Honeybees belong to the order Hymenoptera and to one of the Apis species. (For a complete discussion of honeybees, see the article hymenopteran.) Honeybees are social insects noted for providing their nests with large amounts of honey. A colony of honeybees is a highly complex cluster of individuals that functions virtually as a single organism. It usually consists of the queen bee, a fertilized female capable of laying a thousand or more eggs per day; from a few to 60,000 sexually undeveloped females, the worker bees; and from none to 1,000 male bees, or drones. The female of most species of bees is equipped with a venomous sting.
Beekeeping, care and management of colonies of honeybees. They are kept for their honeyand other products or their services as pollinators of fruit and vegetable blossoms or as a hobby. The practice is widespread: honeybees are kept in large cities and villages, on farms and rangelands, in forests and deserts, from the Arctic and Antarctic to the Equator. Honeybees are not domesticated. Those living in a man-made domicile called a beehive or hive are no different from those living in a colony in a tree. In antiquity people knew that bees produce delicious honey, that they sting, and that they increase their numbers by swarming. By the 17th century they had learned the value of smoke in controlling them and had developed the screen veil as protection against stings.

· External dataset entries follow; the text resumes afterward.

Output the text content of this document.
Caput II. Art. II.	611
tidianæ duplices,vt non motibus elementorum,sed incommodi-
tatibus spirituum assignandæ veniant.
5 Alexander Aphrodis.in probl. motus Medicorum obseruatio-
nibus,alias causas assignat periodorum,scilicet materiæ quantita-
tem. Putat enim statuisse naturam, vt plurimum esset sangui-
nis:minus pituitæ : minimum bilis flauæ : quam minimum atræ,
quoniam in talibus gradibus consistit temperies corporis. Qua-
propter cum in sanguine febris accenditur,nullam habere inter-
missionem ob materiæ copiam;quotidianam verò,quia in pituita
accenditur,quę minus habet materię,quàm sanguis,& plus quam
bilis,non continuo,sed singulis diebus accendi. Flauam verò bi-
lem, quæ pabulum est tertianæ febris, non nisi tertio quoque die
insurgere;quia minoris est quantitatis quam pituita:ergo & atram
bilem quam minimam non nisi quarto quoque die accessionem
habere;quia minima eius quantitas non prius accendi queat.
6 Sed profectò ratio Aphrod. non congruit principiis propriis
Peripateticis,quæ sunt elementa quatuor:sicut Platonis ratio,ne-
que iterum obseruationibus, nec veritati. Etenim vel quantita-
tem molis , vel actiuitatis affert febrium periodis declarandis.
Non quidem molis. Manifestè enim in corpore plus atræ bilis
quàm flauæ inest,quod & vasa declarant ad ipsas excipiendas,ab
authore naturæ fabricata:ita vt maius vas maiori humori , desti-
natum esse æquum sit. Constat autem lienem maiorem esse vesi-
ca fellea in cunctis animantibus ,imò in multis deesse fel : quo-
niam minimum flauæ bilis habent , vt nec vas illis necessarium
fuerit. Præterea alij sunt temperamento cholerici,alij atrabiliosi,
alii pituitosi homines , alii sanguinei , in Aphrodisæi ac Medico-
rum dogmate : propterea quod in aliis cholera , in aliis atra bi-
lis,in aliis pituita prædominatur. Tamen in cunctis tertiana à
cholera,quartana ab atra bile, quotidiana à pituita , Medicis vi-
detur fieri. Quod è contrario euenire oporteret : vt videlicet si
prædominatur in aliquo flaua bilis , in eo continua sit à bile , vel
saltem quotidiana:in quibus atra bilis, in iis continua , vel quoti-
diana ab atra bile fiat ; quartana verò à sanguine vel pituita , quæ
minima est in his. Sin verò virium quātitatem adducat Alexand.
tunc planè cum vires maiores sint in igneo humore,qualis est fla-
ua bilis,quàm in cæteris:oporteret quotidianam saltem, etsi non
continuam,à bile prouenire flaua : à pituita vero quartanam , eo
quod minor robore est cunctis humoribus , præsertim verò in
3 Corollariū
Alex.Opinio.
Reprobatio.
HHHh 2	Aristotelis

From the 17th to the 19th century, the key discoveries upon which modern beekeeping is founded were made. These included the mystery of the queen bee as the mother of nearly all the occupants of the hive, her curious mating technique, parthenogenetic development, the movable frame hives, and the fact that bees rear a new queen if the old one disappears.
Given this knowledge, people were able to divide a colony instead of relying on natural swarming. Then the development of the wax-comb foundation, the starter comb on which bees build straight, easily handled combs, and the discovery that honey can be centrifuged or extracted from them and the combs reused, paved the way for large-scale honey production and modern commercial beekeeping. The identification of bee diseases and their control with drugs, the value of pollen and pollen substitutes in producing strong colonies, and the artificial insemination of queens have increased the honey-production efficiency of colonies.